La campagne de la Réserve fédérale contre l'inflation a subi un revers, son indicateur de prix préféré, l'indice de base des dépenses de consommation personnelle (PCE), étant resté élevé en février, compliquant ainsi la voie à suivre pour la politique monétaire.
« La persistance de l'inflation, en particulier dans le secteur des services, suggère que la Fed a peu de marge de manœuvre pour commencer à assouplir sa politique », a déclaré James Okafor, ancien analyste de la Fed, désormais chez Edgen. « Ce ne sont pas les données qu'ils espéraient. »
Le rapport du département du Commerce a eu un impact immédiat sur les marchés financiers. Les rendements du Trésor à deux ans, sensibles aux attentes de la politique de la Fed, ont grimpé de 4 points de base à 4,62 %, tandis que l'indice S&P 500 a reculé de 0,5 % en début de séance, les investisseurs réduisant leurs paris sur le calendrier et l'ampleur des futures baisses de taux.

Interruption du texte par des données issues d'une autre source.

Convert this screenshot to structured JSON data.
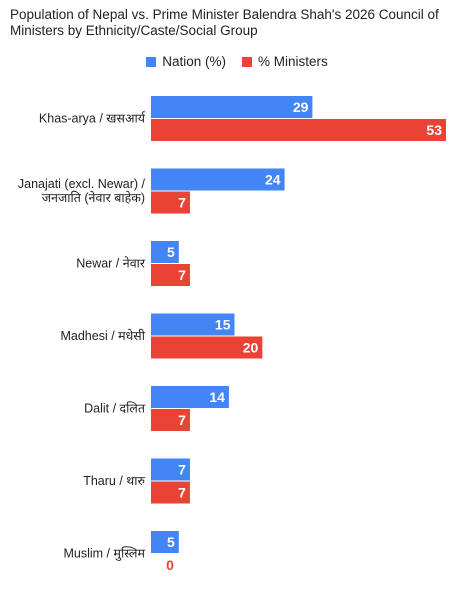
{
  "chart_data": {
    "type": "bar",
    "orientation": "horizontal",
    "title": "Population of Nepal vs. Prime Minister Balendra Shah's 2026 Council of Ministers by Ethnicity/Caste/Social Group",
    "legend_position": "top",
    "grid": false,
    "xlim": [
      0,
      53
    ],
    "categories": [
      [
        "Khas-arya / खसआर्य"
      ],
      [
        "Janajati (excl. Newar) /",
        "जनजाति (नेवार बाहेक)"
      ],
      [
        "Newar / नेवार"
      ],
      [
        "Madhesi / मधेसी"
      ],
      [
        "Dalit / दलित"
      ],
      [
        "Tharu / थारु"
      ],
      [
        "Muslim / मुस्लिम"
      ]
    ],
    "series": [
      {
        "name": "Nation (%)",
        "color": "#4285F4",
        "values": [
          29,
          24,
          5,
          15,
          14,
          7,
          5
        ]
      },
      {
        "name": "% Ministers",
        "color": "#EA4335",
        "values": [
          53,
          7,
          7,
          20,
          7,
          7,
          0
        ]
      }
    ]
  }
}
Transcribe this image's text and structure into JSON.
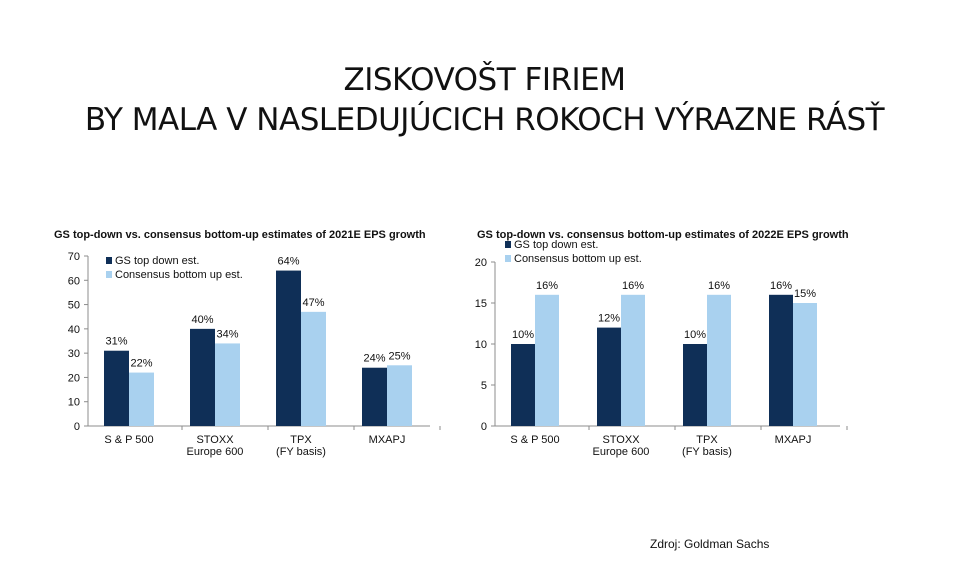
{
  "page": {
    "title_line1": "ZISKOVOŠT FIRIEM",
    "title_line2": "BY MALA V NASLEDUJÚCICH ROKOCH VÝRAZNE RÁSŤ",
    "source": "Zdroj: Goldman Sachs"
  },
  "colors": {
    "gs": "#0f2f57",
    "consensus": "#a9d1ef",
    "axis": "#8c8c8c"
  },
  "chart_data": [
    {
      "type": "bar",
      "title": "GS top-down vs. consensus bottom-up estimates of 2021E EPS growth",
      "categories": [
        [
          "S & P 500"
        ],
        [
          "STOXX",
          "Europe 600"
        ],
        [
          "TPX",
          "(FY basis)"
        ],
        [
          "MXAPJ"
        ]
      ],
      "series": [
        {
          "name": "GS top down est.",
          "values": [
            31,
            40,
            64,
            24
          ],
          "labels": [
            "31%",
            "40%",
            "64%",
            "24%"
          ]
        },
        {
          "name": "Consensus bottom up est.",
          "values": [
            22,
            34,
            47,
            25
          ],
          "labels": [
            "22%",
            "34%",
            "47%",
            "25%"
          ]
        }
      ],
      "ylim": [
        0,
        70
      ],
      "yticks": [
        0,
        10,
        20,
        30,
        40,
        50,
        60,
        70
      ],
      "ytick_labels": [
        "0",
        "10",
        "20",
        "30",
        "40",
        "50",
        "60",
        "70"
      ],
      "legend": "top-left"
    },
    {
      "type": "bar",
      "title": "GS top-down vs. consensus bottom-up estimates of 2022E EPS growth",
      "categories": [
        [
          "S & P 500"
        ],
        [
          "STOXX",
          "Europe 600"
        ],
        [
          "TPX",
          "(FY basis)"
        ],
        [
          "MXAPJ"
        ]
      ],
      "series": [
        {
          "name": "GS top down est.",
          "values": [
            10,
            12,
            10,
            16
          ],
          "labels": [
            "10%",
            "12%",
            "10%",
            "16%"
          ]
        },
        {
          "name": "Consensus bottom up est.",
          "values": [
            16,
            16,
            16,
            15
          ],
          "labels": [
            "16%",
            "16%",
            "16%",
            "15%"
          ]
        }
      ],
      "ylim": [
        0,
        20
      ],
      "yticks": [
        0,
        5,
        10,
        15,
        20
      ],
      "ytick_labels": [
        "0",
        "5",
        "10",
        "15",
        "20"
      ],
      "legend": "top-left"
    }
  ]
}
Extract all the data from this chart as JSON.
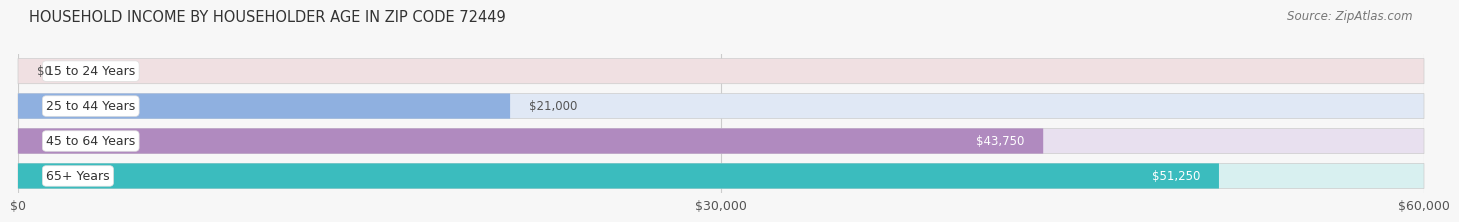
{
  "title": "HOUSEHOLD INCOME BY HOUSEHOLDER AGE IN ZIP CODE 72449",
  "source": "Source: ZipAtlas.com",
  "categories": [
    "15 to 24 Years",
    "25 to 44 Years",
    "45 to 64 Years",
    "65+ Years"
  ],
  "values": [
    0,
    21000,
    43750,
    51250
  ],
  "bar_colors": [
    "#f0909a",
    "#8fb0e0",
    "#b08abf",
    "#3bbcbe"
  ],
  "bg_colors": [
    "#f0e0e2",
    "#e0e8f5",
    "#e8e0ef",
    "#d8f0f0"
  ],
  "xlim": [
    0,
    60000
  ],
  "xticks": [
    0,
    30000,
    60000
  ],
  "xtick_labels": [
    "$0",
    "$30,000",
    "$60,000"
  ],
  "label_inside_threshold": 30000,
  "bar_height": 0.72,
  "title_fontsize": 10.5,
  "source_fontsize": 8.5,
  "label_fontsize": 8.5,
  "cat_fontsize": 9,
  "xtick_fontsize": 9,
  "background_color": "#f7f7f7"
}
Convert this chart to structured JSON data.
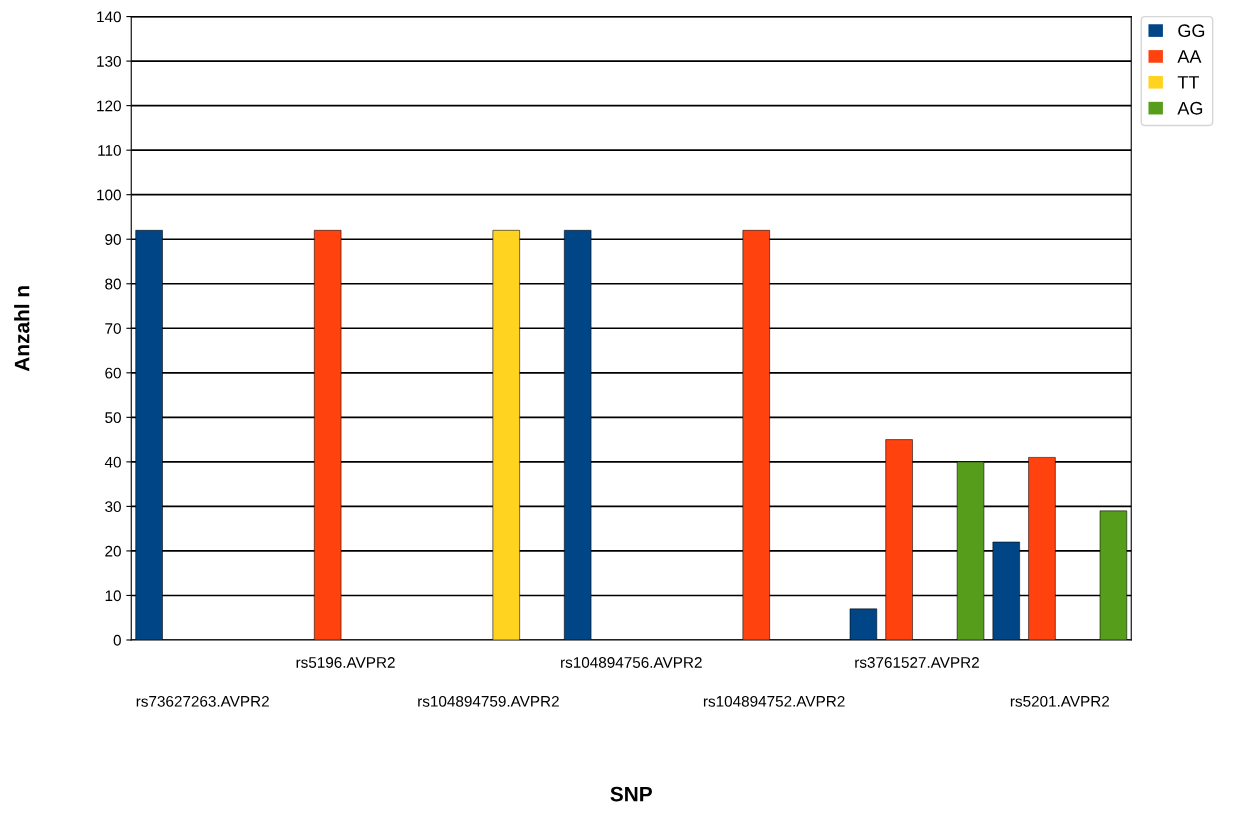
{
  "chart_data": {
    "type": "bar",
    "xlabel": "SNP",
    "ylabel": "Anzahl n",
    "categories": [
      "rs73627263.AVPR2",
      "rs5196.AVPR2",
      "rs104894759.AVPR2",
      "rs104894756.AVPR2",
      "rs104894752.AVPR2",
      "rs3761527.AVPR2",
      "rs5201.AVPR2"
    ],
    "series": [
      {
        "name": "GG",
        "color": "#004586",
        "values": [
          92,
          null,
          null,
          92,
          null,
          7,
          22
        ]
      },
      {
        "name": "AA",
        "color": "#ff420e",
        "values": [
          null,
          92,
          null,
          null,
          92,
          45,
          41
        ]
      },
      {
        "name": "TT",
        "color": "#ffd320",
        "values": [
          null,
          null,
          92,
          null,
          null,
          null,
          null
        ]
      },
      {
        "name": "AG",
        "color": "#579d1c",
        "values": [
          null,
          null,
          null,
          null,
          null,
          40,
          29
        ]
      }
    ],
    "ylim": [
      0,
      140
    ],
    "yticks": [
      0,
      10,
      20,
      30,
      40,
      50,
      60,
      70,
      80,
      90,
      100,
      110,
      120,
      130,
      140
    ],
    "grid": "y",
    "legend": "top right"
  }
}
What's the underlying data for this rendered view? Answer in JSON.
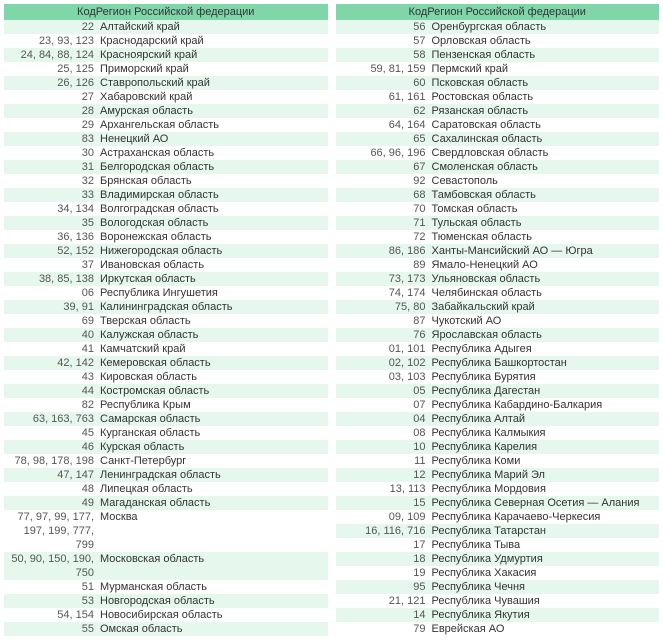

Cette lecture obstinément élevée renforce la position prudente de la banque centrale et déplace l'attention sur les prochaines données d'inflation de mars et la prochaine réunion de la Fed. Le risque principal est qu'une force économique continue et une inflation persistante obligent la Fed à maintenir les taux plus élevés plus longtemps, ce qui pourrait peser sur la croissance économique plus tard en 2026.
L'indice des prix PCE de base, qui exclut les composantes volatiles de l'alimentation et de l'énergie, a augmenté de 0,3 % par rapport au mois précédent et de 2,8 % sur un an. Bien que le chiffre annuel soit en légère modération par rapport aux 2,9 % enregistrés en janvier, il reste nettement supérieur à l'objectif de 2 % de la Réserve fédérale. L'indice PCE global, incluant tous les articles, a également augmenté de 0,3 % sur un mois et de 2,5 % sur un an.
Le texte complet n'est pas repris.